Setting is Paris 1939, on the verge of WWII.

Two women, who are American but married Frenchmen.

Elise – is an artist, carves wood and paints and her husband is a well-known artist.

Juliette has a family owned small bookstore along with her husband and children.

These two women are both pregnant and due very close together. They meet in the park one day because Elise has an episode and faints. Juliette came over to render some assistance and eventually she gets Elise back to the bookstore and has the doctor come and examine her and then they become fast friends after that. They both have healthy baby girls who are months apart and they grow up like sisters together. Juliette also has two other children who are boys, and she had a daughter earlier who only lived 13 days and it buried in a nearby cemetery where she visits often.

As the war gets closer to their area Elises husband has been meeting with others underground against the Nazi’s and other bad players of WWII. There are times where he is gone for days, and this is a bone of contention between the two of them because she would like him to be home with them. One day he comes to her with papers that have changed her identity and their daughters also. When she examines the papers, she realizes that the daughters’ papers say a totally different name than hers. He has told her that she needs to get away because she has his last and if she and the daughter are captured then they will be killed. They are looking for him. She needs to leave the daughter in Paris with the papers and go hours away from there.
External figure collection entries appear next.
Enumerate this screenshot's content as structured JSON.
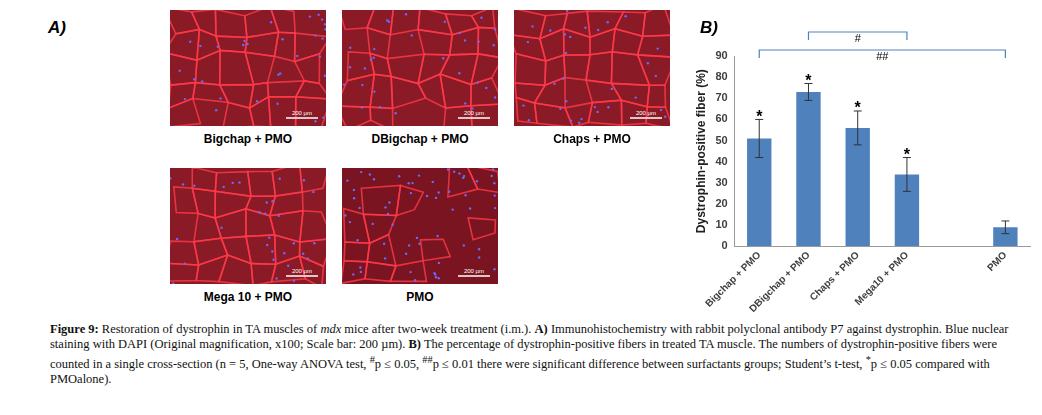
{
  "figure": {
    "panel_a": {
      "label": "A)",
      "scale_bar": "200 µm",
      "images": [
        "Bigchap + PMO",
        "DBigchap + PMO",
        "Chaps + PMO",
        "Mega 10 + PMO",
        "PMO"
      ]
    },
    "panel_b": {
      "label": "B)"
    },
    "caption": [
      {
        "text": "Figure 9:",
        "style": "bold"
      },
      {
        "text": " Restoration of dystrophin in TA muscles of "
      },
      {
        "text": "mdx",
        "style": "italic"
      },
      {
        "text": " mice after two-week treatment (i.m.). "
      },
      {
        "text": "A)",
        "style": "bold"
      },
      {
        "text": " Immunohistochemistry with rabbit polyclonal antibody P7 against dystrophin. Blue nuclear staining with DAPI (Original magnification, x100; Scale bar: 200 µm). "
      },
      {
        "text": "B)",
        "style": "bold"
      },
      {
        "text": " The percentage of dystrophin-positive fibers in treated TA muscle. The numbers of dystrophin-positive fibers were counted in a single cross-section (n = 5, One-way ANOVA test, "
      },
      {
        "text": "#",
        "style": "sup"
      },
      {
        "text": "p ≤ 0.05, "
      },
      {
        "text": "##",
        "style": "sup"
      },
      {
        "text": "p ≤ 0.01 there were significant difference between surfactants groups; Student’s t-test, "
      },
      {
        "text": "*",
        "style": "sup"
      },
      {
        "text": "p ≤ 0.05 compared with PMOalone)."
      }
    ]
  },
  "chart_data": {
    "type": "bar",
    "y_label": "Dystrophin-positive fiber (%)",
    "categories": [
      "Bigchap + PMO",
      "DBigchap + PMO",
      "Chaps + PMO",
      "Mega10 + PMO",
      null,
      "PMO"
    ],
    "values": [
      51,
      73,
      56,
      34,
      null,
      9
    ],
    "errors": [
      9,
      4,
      8,
      8,
      null,
      3
    ],
    "color": "#4f81bd",
    "ylim": [
      0,
      90
    ],
    "yticks": [
      0,
      10,
      20,
      30,
      40,
      50,
      60,
      70,
      80,
      90
    ],
    "grid": false,
    "annotations": [
      {
        "text": "*",
        "category": "Bigchap + PMO"
      },
      {
        "text": "*",
        "category": "DBigchap + PMO"
      },
      {
        "text": "*",
        "category": "Chaps + PMO"
      },
      {
        "text": "*",
        "category": "Mega10 + PMO"
      }
    ],
    "brackets": [
      {
        "text": "#",
        "from": "DBigchap + PMO",
        "to": "Mega10 + PMO"
      },
      {
        "text": "##",
        "from": "Bigchap + PMO",
        "to": "PMO"
      }
    ]
  }
}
This tore her up and couldn’t imagine leaving her and walking away. There was a woman in their neighborhood who was Jewish and she made arraignments for her two children to be taken somewhere to be cared for and stay, hopefully, safe. She then went herself away also and finding another place that she had stayed for most of the war until someone ratted them out and they were captured and sent to a concentration camp.
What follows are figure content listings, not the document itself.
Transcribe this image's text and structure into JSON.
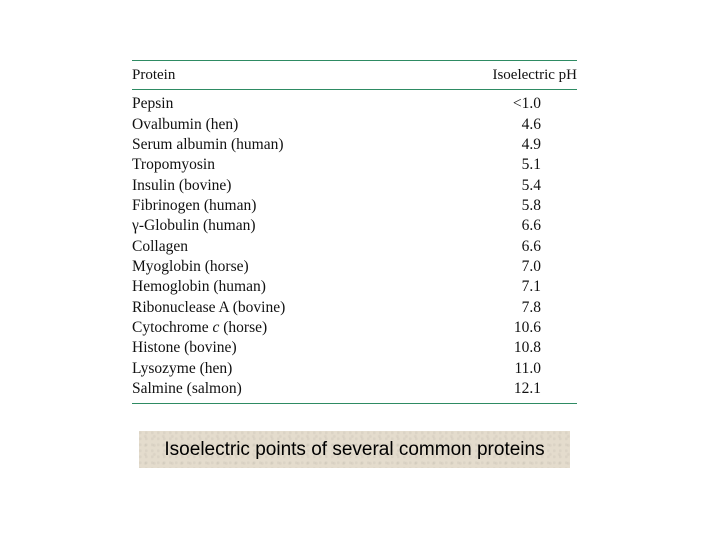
{
  "table": {
    "header": {
      "protein": "Protein",
      "ph": "Isoelectric pH"
    },
    "rows": [
      {
        "pre": "Pepsin",
        "italic": "",
        "post": "",
        "ph": "<1.0"
      },
      {
        "pre": "Ovalbumin (hen)",
        "italic": "",
        "post": "",
        "ph": "4.6"
      },
      {
        "pre": "Serum albumin (human)",
        "italic": "",
        "post": "",
        "ph": "4.9"
      },
      {
        "pre": "Tropomyosin",
        "italic": "",
        "post": "",
        "ph": "5.1"
      },
      {
        "pre": "Insulin (bovine)",
        "italic": "",
        "post": "",
        "ph": "5.4"
      },
      {
        "pre": "Fibrinogen (human)",
        "italic": "",
        "post": "",
        "ph": "5.8"
      },
      {
        "pre": "γ-Globulin (human)",
        "italic": "",
        "post": "",
        "ph": "6.6"
      },
      {
        "pre": "Collagen",
        "italic": "",
        "post": "",
        "ph": "6.6"
      },
      {
        "pre": "Myoglobin (horse)",
        "italic": "",
        "post": "",
        "ph": "7.0"
      },
      {
        "pre": "Hemoglobin (human)",
        "italic": "",
        "post": "",
        "ph": "7.1"
      },
      {
        "pre": "Ribonuclease A (bovine)",
        "italic": "",
        "post": "",
        "ph": "7.8"
      },
      {
        "pre": "Cytochrome ",
        "italic": "c",
        "post": " (horse)",
        "ph": "10.6"
      },
      {
        "pre": "Histone (bovine)",
        "italic": "",
        "post": "",
        "ph": "10.8"
      },
      {
        "pre": "Lysozyme (hen)",
        "italic": "",
        "post": "",
        "ph": "11.0"
      },
      {
        "pre": "Salmine (salmon)",
        "italic": "",
        "post": "",
        "ph": "12.1"
      }
    ]
  },
  "caption": "Isoelectric points of several common proteins",
  "colors": {
    "rule": "#2e8b63",
    "caption_bg": "#e4dccd"
  }
}
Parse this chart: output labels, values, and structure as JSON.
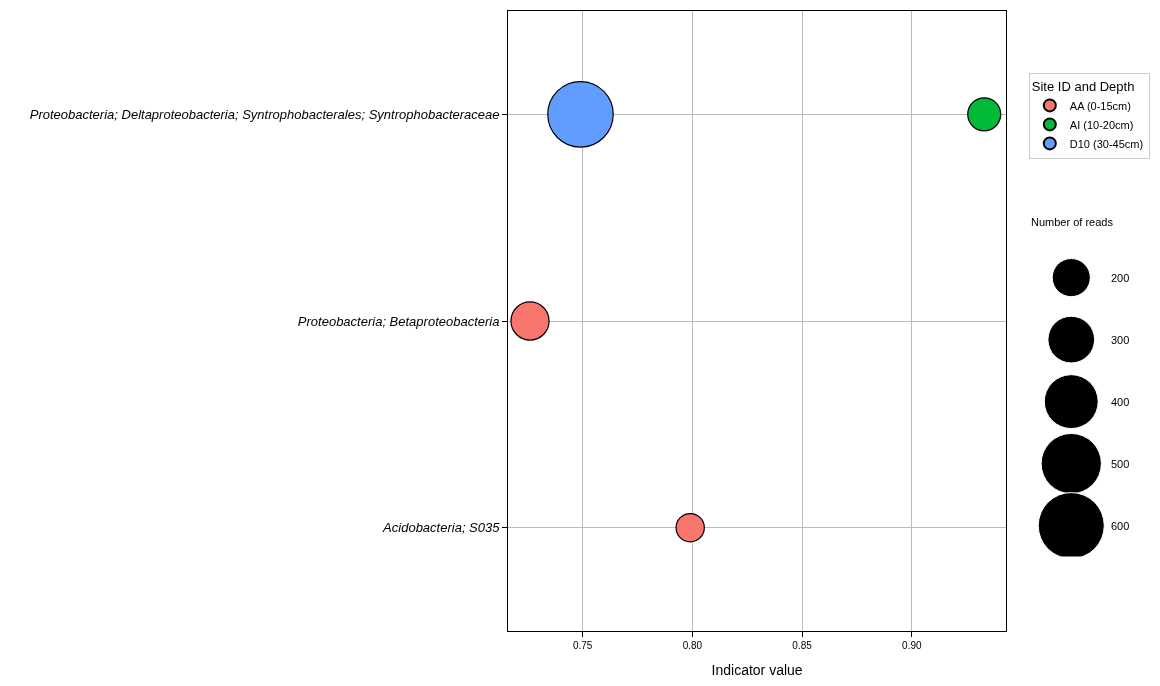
{
  "chart_data": {
    "type": "bubble",
    "orientation": "horizontal",
    "xlabel": "Indicator value",
    "legend_title": "Site ID and Depth",
    "legend": "right",
    "grid": true,
    "marker": "circle",
    "categories": [
      "Proteobacteria; Deltaproteobacteria; Syntrophobacterales; Syntrophobacteraceae",
      "Proteobacteria; Betaproteobacteria",
      "Acidobacteria; S035"
    ],
    "xlim": [
      0.716,
      0.943
    ],
    "xticks": [
      {
        "value": 0.75,
        "label": "0.75"
      },
      {
        "value": 0.8,
        "label": "0.80"
      },
      {
        "value": 0.85,
        "label": "0.85"
      },
      {
        "value": 0.9,
        "label": "0.90"
      }
    ],
    "annotations": [
      "Number of reads"
    ],
    "size_legend": [
      200,
      300,
      400,
      500,
      600
    ],
    "series": [
      {
        "name": "AA (0-15cm)",
        "color": "#f8766d",
        "values": [
          null,
          0.726,
          0.799
        ],
        "sizes": [
          null,
          200,
          110
        ]
      },
      {
        "name": "AI (10-20cm)",
        "color": "#00ba38",
        "values": [
          0.933,
          null,
          null
        ],
        "sizes": [
          150,
          null,
          null
        ]
      },
      {
        "name": "D10 (30-45cm)",
        "color": "#619cff",
        "values": [
          0.749,
          null,
          null
        ],
        "sizes": [
          590,
          null,
          null
        ]
      }
    ]
  }
}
Elise left her daughter with her friend Juliette and family to care for like their own. It was not an easy break at all like you can imagine and she found her way to Ambergene, France to find herself caring for children in a farmhouse where children were kept safe from the war. In the Authors notes at the end of the book she visited this area while writing the book and there was an actual place where the children were kept, and I am sure there were many of these places throughout Europe.

In Paris, back in the little bookstore all was relatively safe and quiet until the Renault Plant was bombed because it was making trucks for the Germans who occupied the country. A stray bomb missed its mark and hit the bookstore destroying it and most of the people in it.

The second half of the book focuses on the characters after the war and how their lives changed and what they did to live. Some moved on, others were mentally challenged, and some had still terrible things happen to them.

It took me a chapter get into the book but then it took off for me and I enjoyed it. Be sure to read the authors notes. It is a good historical novel that was released in June 2023.